09.02.12 - Schon immer gab es ab und zu besonders kalte Winter. "Na und", meinen Zeitungen wie das Hamburger Abendblatt und beschwichtigen: "... warm anziehen und nicht jammern". Das ist zynisch. Denn noch nie gab es in den letzten Jahrzehnten so viele Obdachlose in West- und Osteuropa, die dem Frost ausgesetzt sind. Eine Montagsdemonstrantin in Saarbrücken meinte voller Empörung am offenen Mikrofon: "Es ist nicht die Kälte, an der diese Menschen starben, sondern die gesellschaftlichen Verhältnisse sind verantwortlich!" Eine andere pflichtete ihr bei: "Ja, es ist die soziale Kälte in der Politik."
Über 300 Tote in Frankreich, Deutschland, Polen, der Ukraine, Rumänien und weiteren Ländern sind eine Anklage an das kapitalistische System, das Billionen für Bankenrettungsschirme bereitstellt, aber nicht in der Lage ist, Hunderttausende vor der Eiseskälte zu schützen.

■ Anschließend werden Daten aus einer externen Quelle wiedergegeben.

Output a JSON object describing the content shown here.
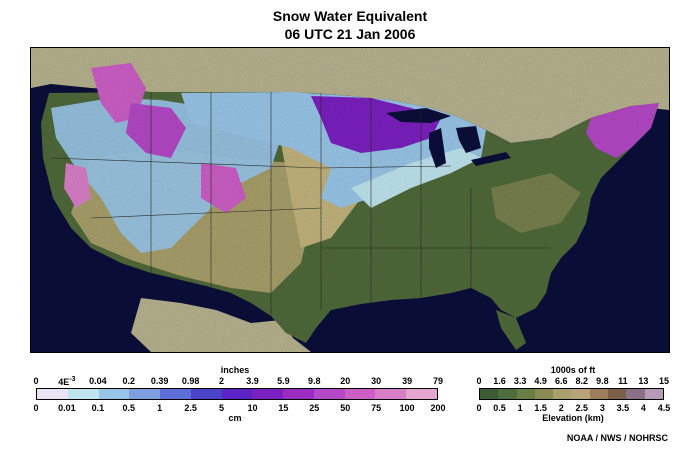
{
  "header": {
    "title": "Snow Water Equivalent",
    "subtitle": "06 UTC 21 Jan 2006"
  },
  "swe_legend": {
    "unit_top": "inches",
    "unit_bottom": "cm",
    "top_labels": [
      "0",
      "4E",
      "0.04",
      "0.2",
      "0.39",
      "0.98",
      "2",
      "3.9",
      "5.9",
      "9.8",
      "20",
      "30",
      "39",
      "79"
    ],
    "top_label_exp": "-3",
    "bottom_labels": [
      "0",
      "0.01",
      "0.1",
      "0.5",
      "1",
      "2.5",
      "5",
      "10",
      "15",
      "25",
      "50",
      "75",
      "100",
      "200"
    ],
    "colors": [
      "#e9e4f5",
      "#bfe5ee",
      "#99c6e8",
      "#7d9fdf",
      "#5f6ed6",
      "#4a44c8",
      "#5b22c6",
      "#7b20c0",
      "#9b2cc2",
      "#b548c6",
      "#cc5fc6",
      "#d97fc8",
      "#e4a6cf"
    ]
  },
  "elev_legend": {
    "unit_top": "1000s of ft",
    "unit_bottom": "Elevation (km)",
    "top_labels": [
      "0",
      "1.6",
      "3.3",
      "4.9",
      "6.6",
      "8.2",
      "9.8",
      "11",
      "13",
      "15"
    ],
    "bottom_labels": [
      "0",
      "0.5",
      "1",
      "1.5",
      "2",
      "2.5",
      "3",
      "3.5",
      "4",
      "4.5"
    ],
    "colors": [
      "#3c5a33",
      "#4f6d3c",
      "#6a7d45",
      "#8a8a55",
      "#a89f6a",
      "#b8a27a",
      "#9c7e5c",
      "#7a5f4a",
      "#8d6f88",
      "#b79ab6"
    ]
  },
  "credit": "NOAA / NWS / NOHRSC"
}
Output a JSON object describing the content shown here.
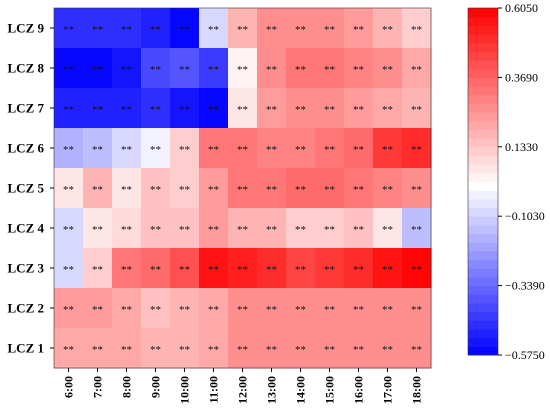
{
  "chart_data": {
    "type": "heatmap",
    "title": "",
    "xlabel": "",
    "ylabel": "",
    "x": [
      "6:00",
      "7:00",
      "8:00",
      "9:00",
      "10:00",
      "11:00",
      "12:00",
      "13:00",
      "14:00",
      "15:00",
      "16:00",
      "17:00",
      "18:00"
    ],
    "y": [
      "LCZ 9",
      "LCZ 8",
      "LCZ 7",
      "LCZ 6",
      "LCZ 5",
      "LCZ 4",
      "LCZ 3",
      "LCZ 2",
      "LCZ 1"
    ],
    "values": [
      [
        -0.48,
        -0.47,
        -0.48,
        -0.5,
        -0.56,
        -0.08,
        0.17,
        0.26,
        0.28,
        0.27,
        0.25,
        0.19,
        0.13
      ],
      [
        -0.57,
        -0.56,
        -0.52,
        -0.4,
        -0.38,
        -0.45,
        0.04,
        0.28,
        0.33,
        0.31,
        0.29,
        0.26,
        0.2
      ],
      [
        -0.5,
        -0.5,
        -0.49,
        -0.46,
        -0.54,
        -0.58,
        0.06,
        0.25,
        0.28,
        0.27,
        0.25,
        0.22,
        0.18
      ],
      [
        -0.18,
        -0.16,
        -0.08,
        -0.04,
        0.13,
        0.32,
        0.33,
        0.3,
        0.3,
        0.31,
        0.36,
        0.46,
        0.5
      ],
      [
        0.05,
        0.17,
        0.06,
        0.14,
        0.13,
        0.25,
        0.33,
        0.33,
        0.34,
        0.34,
        0.32,
        0.3,
        0.26
      ],
      [
        -0.1,
        0.05,
        0.1,
        0.16,
        0.16,
        0.24,
        0.17,
        0.17,
        0.12,
        0.11,
        0.14,
        0.05,
        -0.14
      ],
      [
        -0.1,
        0.13,
        0.32,
        0.35,
        0.41,
        0.56,
        0.52,
        0.49,
        0.44,
        0.46,
        0.5,
        0.55,
        0.6
      ],
      [
        0.24,
        0.23,
        0.2,
        0.15,
        0.17,
        0.2,
        0.27,
        0.27,
        0.27,
        0.27,
        0.27,
        0.27,
        0.27
      ],
      [
        0.2,
        0.2,
        0.2,
        0.19,
        0.18,
        0.2,
        0.26,
        0.26,
        0.26,
        0.26,
        0.26,
        0.26,
        0.26
      ]
    ],
    "annotation": "**",
    "colorbar": {
      "min": -0.575,
      "max": 0.605,
      "ticks": [
        "0.6050",
        "0.3690",
        "0.1330",
        "−0.1030",
        "−0.3390",
        "−0.5750"
      ],
      "tick_values": [
        0.605,
        0.369,
        0.133,
        -0.103,
        -0.339,
        -0.575
      ],
      "colors": [
        "#0000ff",
        "#ffffff",
        "#ff0000"
      ],
      "steps": 40
    }
  }
}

In Griechenland wurde dem kompletten nordgriechischen Dorf Neohori Serron am Mittwoch letzter Woche bei Temperaturen von 8 Grad Minus der Strom abgedreht. Die etwa 50 Familien in dem vor allem von alten Leuten und Roma bewohnten Dorf hatten die neue Sondersteuer auf ihre bescheidenen eigenen vier Wände nicht zahlen können. In der Ukraine sind mindestens 30 Menschen nicht etwa auf der Straße, sondern zuhause, in ihren Wohnungen, erfroren!
Vorige Woche verbrannten in Köln und Berlin zwei Männer in Ruinen und Baracken, weil sie sich mit Kerzen und Brennspiritus wärmen wollten – das Feuer griff über. Die Stadt Köln hat jetzt zwar 1.100 Schlafplätze für Obdachlose eingerichtet. Nach dem Armutsbericht der Bundesregierung sind aber 330.000 Menschen in der BRD wohnungslos. Auf der Straße leben etwa 20.000, davon 2.000 Frauen; zudem gibt es etwa 6.000 Straßenkinder. Das sind nur die offiziellen Zahlen.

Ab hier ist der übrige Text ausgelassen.